TITLE:
Analytical and Numerical Investigations of Probabilistic Monochromatic Problem
AUTHORS:
Stefan Schmuck, Jakob Svensson
KEYWORDS:
Bayes’ Theorem, Linear Inversion, Uncertainty, Monochromatic, Spectral Limitation
JOURNAL NAME:
Journal of Applied Mathematics and Physics,
Vol.7 No.4,
April
16,
2019
ABSTRACT: A probabilistic formalism, relying
on Bayes’ theorem and linear Gaussian inversion, is adapted, so that a
monochromatic problem can be investigated. The formalism enables an objective
test in probabilistic terms of the quantities and model concepts involved in
the problem at hand.

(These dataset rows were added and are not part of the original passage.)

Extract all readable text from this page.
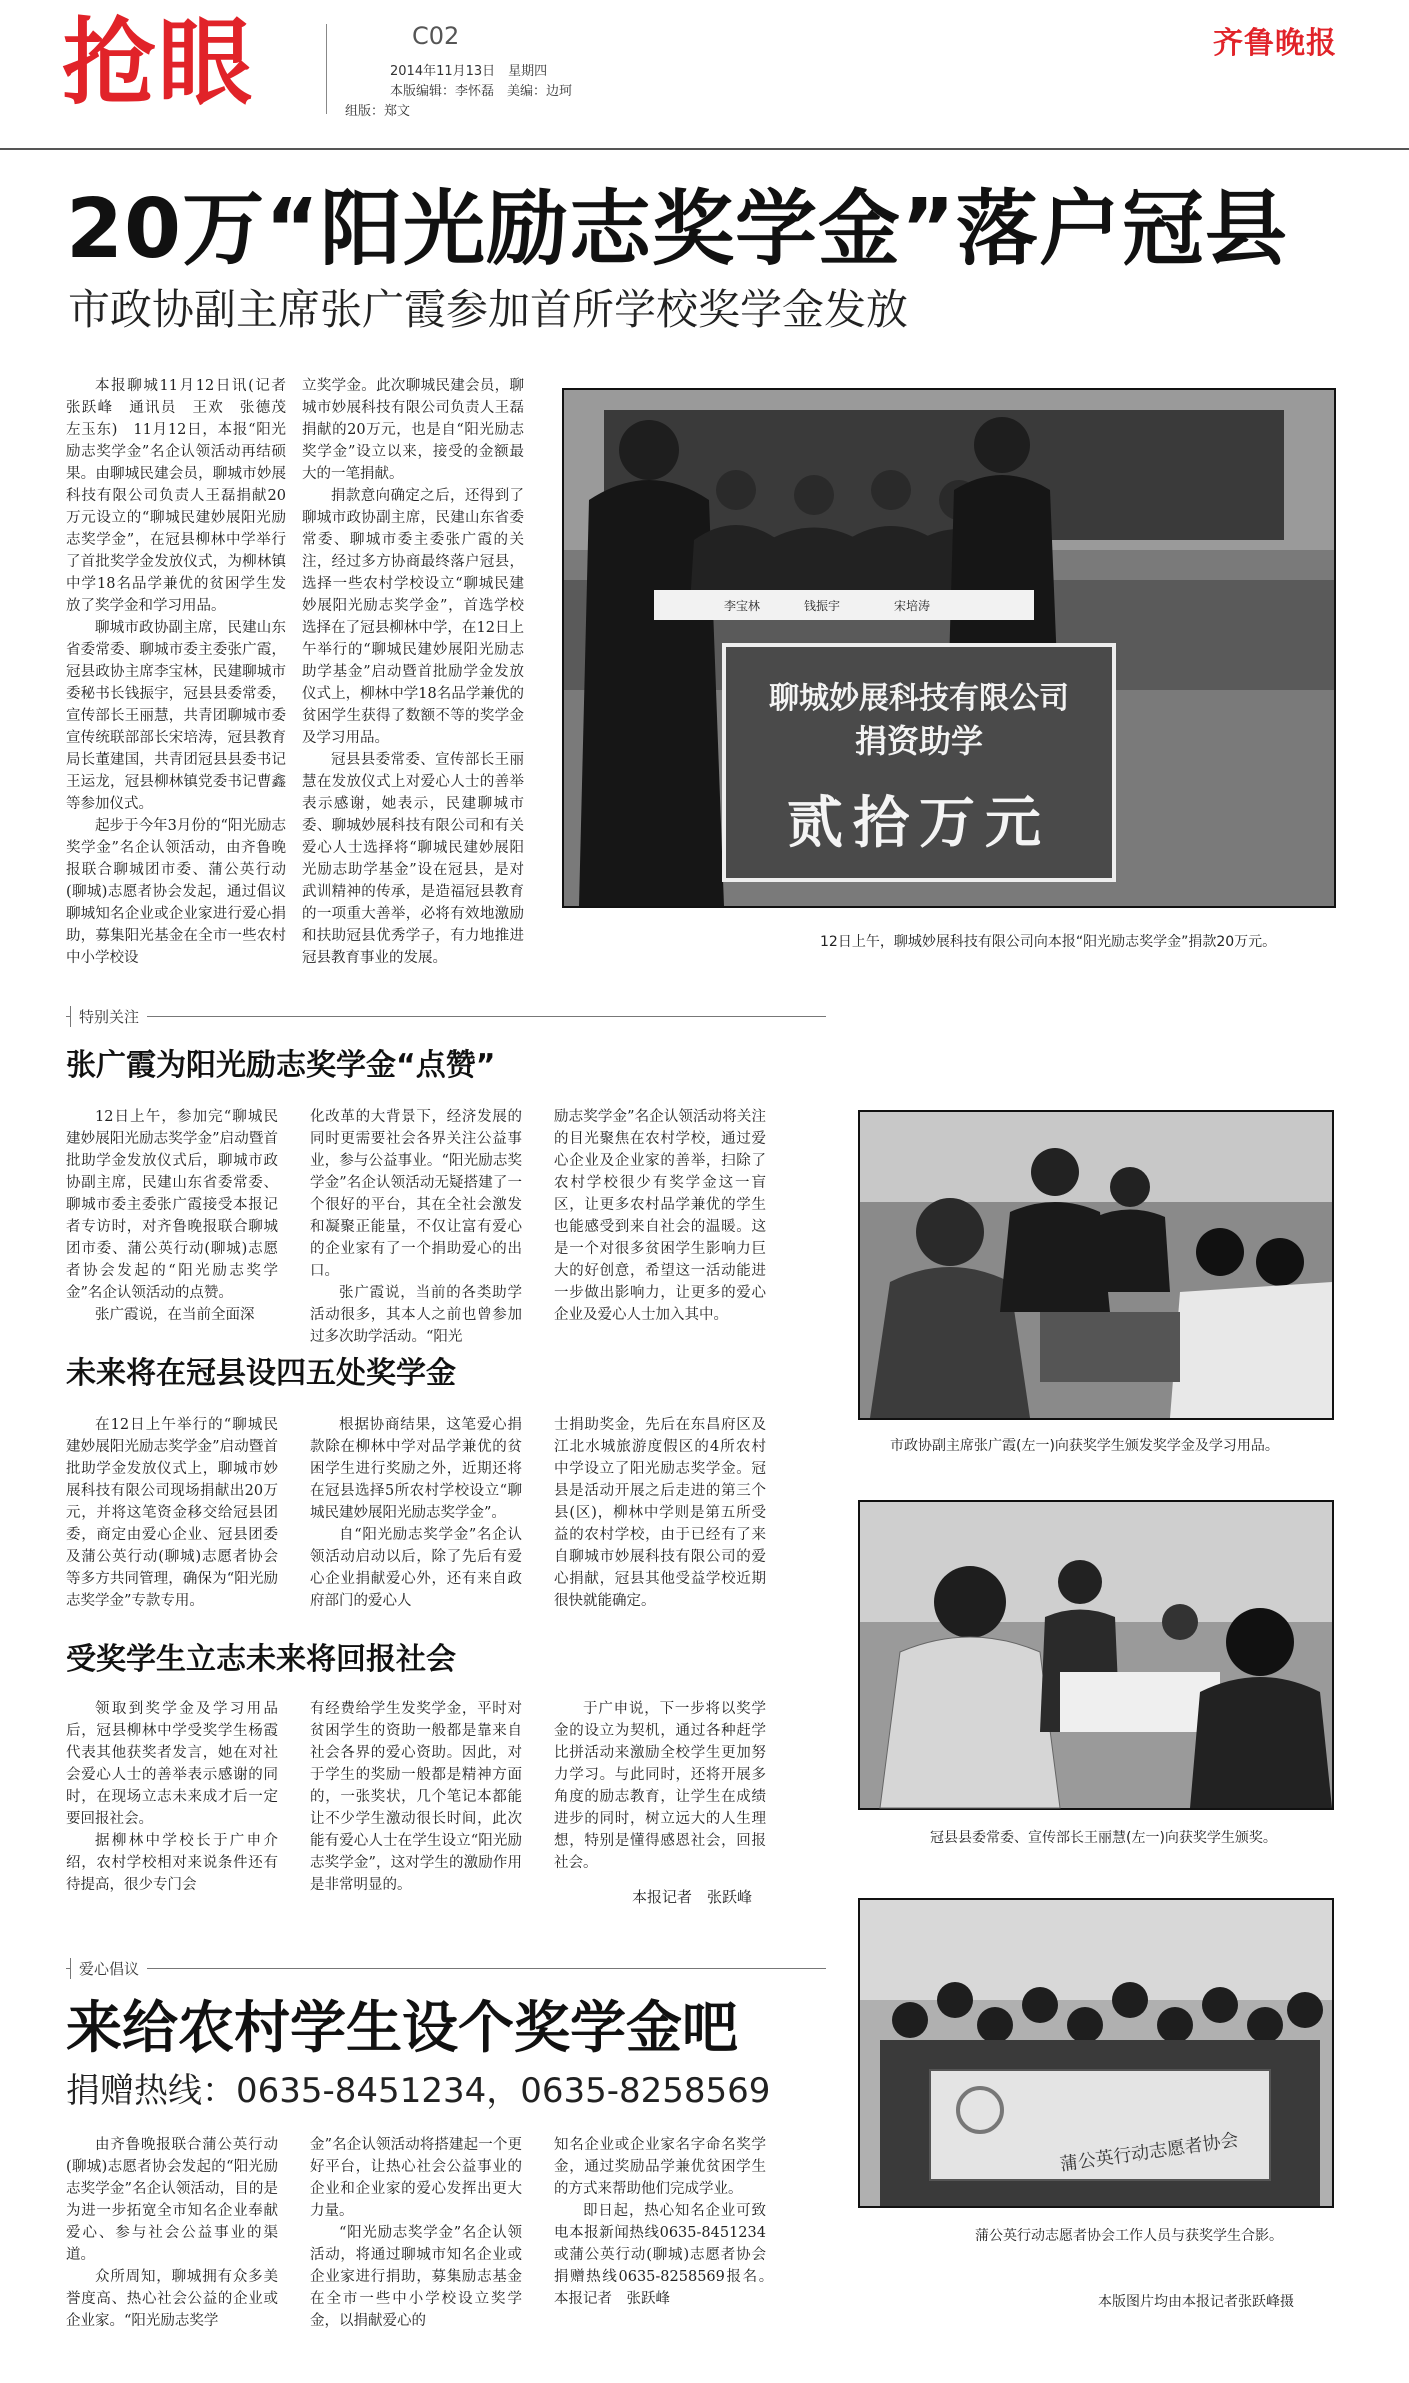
抢眼	C02
2014年11月13日　星期四
本版编辑：李怀磊　美编：边珂
组版：郑文
齐鲁晚报
20万“阳光励志奖学金”落户冠县
市政协副主席张广霞参加首所学校奖学金发放

本报聊城11月12日讯(记者　张跃峰　通讯员　王欢　张德茂　左玉东)　11月12日，本报“阳光励志奖学金”名企认领活动再结硕果。由聊城民建会员，聊城市妙展科技有限公司负责人王磊捐献20万元设立的“聊城民建妙展阳光励志奖学金”，在冠县柳林中学举行了首批奖学金发放仪式，为柳林镇中学18名品学兼优的贫困学生发放了奖学金和学习用品。

聊城市政协副主席，民建山东省委常委、聊城市委主委张广霞，冠县政协主席李宝林，民建聊城市委秘书长钱振宇，冠县县委常委，宣传部长王丽慧，共青团聊城市委宣传统联部部长宋培涛，冠县教育局长董建国，共青团冠县县委书记王运龙，冠县柳林镇党委书记曹鑫等参加仪式。

起步于今年3月份的“阳光励志奖学金”名企认领活动，由齐鲁晚报联合聊城团市委、蒲公英行动(聊城)志愿者协会发起，通过倡议聊城知名企业或企业家进行爱心捐助，募集阳光基金在全市一些农村中小学校设

立奖学金。此次聊城民建会员，聊城市妙展科技有限公司负责人王磊捐献的20万元，也是自“阳光励志奖学金”设立以来，接受的金额最大的一笔捐献。

捐款意向确定之后，还得到了聊城市政协副主席，民建山东省委常委、聊城市委主委张广霞的关注，经过多方协商最终落户冠县，选择一些农村学校设立“聊城民建妙展阳光励志奖学金”，首选学校选择在了冠县柳林中学，在12日上午举行的“聊城民建妙展阳光励志助学基金”启动暨首批励学金发放仪式上，柳林中学18名品学兼优的贫困学生获得了数额不等的奖学金及学习用品。

冠县县委常委、宣传部长王丽慧在发放仪式上对爱心人士的善举表示感谢，她表示，民建聊城市委、聊城妙展科技有限公司和有关爱心人士选择将“聊城民建妙展阳光励志助学基金”设在冠县，是对武训精神的传承，是造福冠县教育的一项重大善举，必将有效地激励和扶助冠县优秀学子，有力地推进冠县教育事业的发展。

李宝林	钱振宇	宋培涛
聊城妙展科技有限公司
捐资助学
贰拾万元
12日上午，聊城妙展科技有限公司向本报“阳光励志奖学金”捐款20万元。
特别关注
张广霞为阳光励志奖学金“点赞”

12日上午，参加完“聊城民建妙展阳光励志奖学金”启动暨首批助学金发放仪式后，聊城市政协副主席，民建山东省委常委、聊城市委主委张广霞接受本报记者专访时，对齐鲁晚报联合聊城团市委、蒲公英行动(聊城)志愿者协会发起的“阳光励志奖学金”名企认领活动的点赞。

张广霞说，在当前全面深

化改革的大背景下，经济发展的同时更需要社会各界关注公益事业，参与公益事业。“阳光励志奖学金”名企认领活动无疑搭建了一个很好的平台，其在全社会激发和凝聚正能量，不仅让富有爱心的企业家有了一个捐助爱心的出口。

张广霞说，当前的各类助学活动很多，其本人之前也曾参加过多次助学活动。“阳光

励志奖学金”名企认领活动将关注的目光聚焦在农村学校，通过爱心企业及企业家的善举，扫除了农村学校很少有奖学金这一盲区，让更多农村品学兼优的学生也能感受到来自社会的温暖。这是一个对很多贫困学生影响力巨大的好创意，希望这一活动能进一步做出影响力，让更多的爱心企业及爱心人士加入其中。

未来将在冠县设四五处奖学金

在12日上午举行的“聊城民建妙展阳光励志奖学金”启动暨首批助学金发放仪式上，聊城市妙展科技有限公司现场捐献出20万元，并将这笔资金移交给冠县团委，商定由爱心企业、冠县团委及蒲公英行动(聊城)志愿者协会等多方共同管理，确保为“阳光励志奖学金”专款专用。

根据协商结果，这笔爱心捐款除在柳林中学对品学兼优的贫困学生进行奖励之外，近期还将在冠县选择5所农村学校设立“聊城民建妙展阳光励志奖学金”。

自“阳光励志奖学金”名企认领活动启动以后，除了先后有爱心企业捐献爱心外，还有来自政府部门的爱心人

士捐助奖金，先后在东昌府区及江北水城旅游度假区的4所农村中学设立了阳光励志奖学金。冠县是活动开展之后走进的第三个县(区)，柳林中学则是第五所受益的农村学校，由于已经有了来自聊城市妙展科技有限公司的爱心捐献，冠县其他受益学校近期很快就能确定。

受奖学生立志未来将回报社会

领取到奖学金及学习用品后，冠县柳林中学受奖学生杨霞代表其他获奖者发言，她在对社会爱心人士的善举表示感谢的同时，在现场立志未来成才后一定要回报社会。

据柳林中学校长于广申介绍，农村学校相对来说条件还有待提高，很少专门会

有经费给学生发奖学金，平时对贫困学生的资助一般都是靠来自社会各界的爱心资助。因此，对于学生的奖励一般都是精神方面的，一张奖状，几个笔记本都能让不少学生激动很长时间，此次能有爱心人士在学生设立“阳光励志奖学金”，这对学生的激励作用是非常明显的。

于广申说，下一步将以奖学金的设立为契机，通过各种赶学比拼活动来激励全校学生更加努力学习。与此同时，还将开展多角度的励志教育，让学生在成绩进步的同时，树立远大的人生理想，特别是懂得感恩社会，回报社会。

本报记者　张跃峰
爱心倡议
来给农村学生设个奖学金吧
捐赠热线：0635-8451234，0635-8258569

由齐鲁晚报联合蒲公英行动(聊城)志愿者协会发起的“阳光励志奖学金”名企认领活动，目的是为进一步拓宽全市知名企业奉献爱心、参与社会公益事业的渠道。

众所周知，聊城拥有众多美誉度高、热心社会公益的企业或企业家。“阳光励志奖学

金”名企认领活动将搭建起一个更好平台，让热心社会公益事业的企业和企业家的爱心发挥出更大力量。

“阳光励志奖学金”名企认领活动，将通过聊城市知名企业或企业家进行捐助，募集励志基金在全市一些中小学校设立奖学金，以捐献爱心的

知名企业或企业家名字命名奖学金，通过奖励品学兼优贫困学生的方式来帮助他们完成学业。

即日起，热心知名企业可致电本报新闻热线0635-8451234或蒲公英行动(聊城)志愿者协会捐赠热线0635-8258569报名。　　本报记者　张跃峰

市政协副主席张广霞(左一)向获奖学生颁发奖学金及学习用品。
冠县县委常委、宣传部长王丽慧(左一)向获奖学生颁奖。
蒲公英行动志愿者协会
蒲公英行动志愿者协会工作人员与获奖学生合影。
本版图片均由本报记者张跃峰摄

With this formalism, an amplitude (linear parameter), a
frequency (non-linear parameter) and a hyperparameter of the Gaussian amplitude
prior are inferred jointly given simulated data sets with Gaussian noise
contributions. For the amplitude, an analytical normal posterior follows which
is conditional on the frequency and the hyperparameter. The remaining posterior
estimates the frequency with an uncertainty of MHz, while the convolution of a
standard approach would achieve an uncertainty of some GHz. This improvement in
the estimation is investigated analytically and numerically, revealing for
instance the positive effect of a high signal-to-noise ratio and/or a large
number of data points. As a fixed choice of the hyperparameter imposes certain
results on the amplitude and frequency, this parameter is estimated and, thus,
tested for plausibility as well. From abstract point of view, the model posterior is
investigated as well.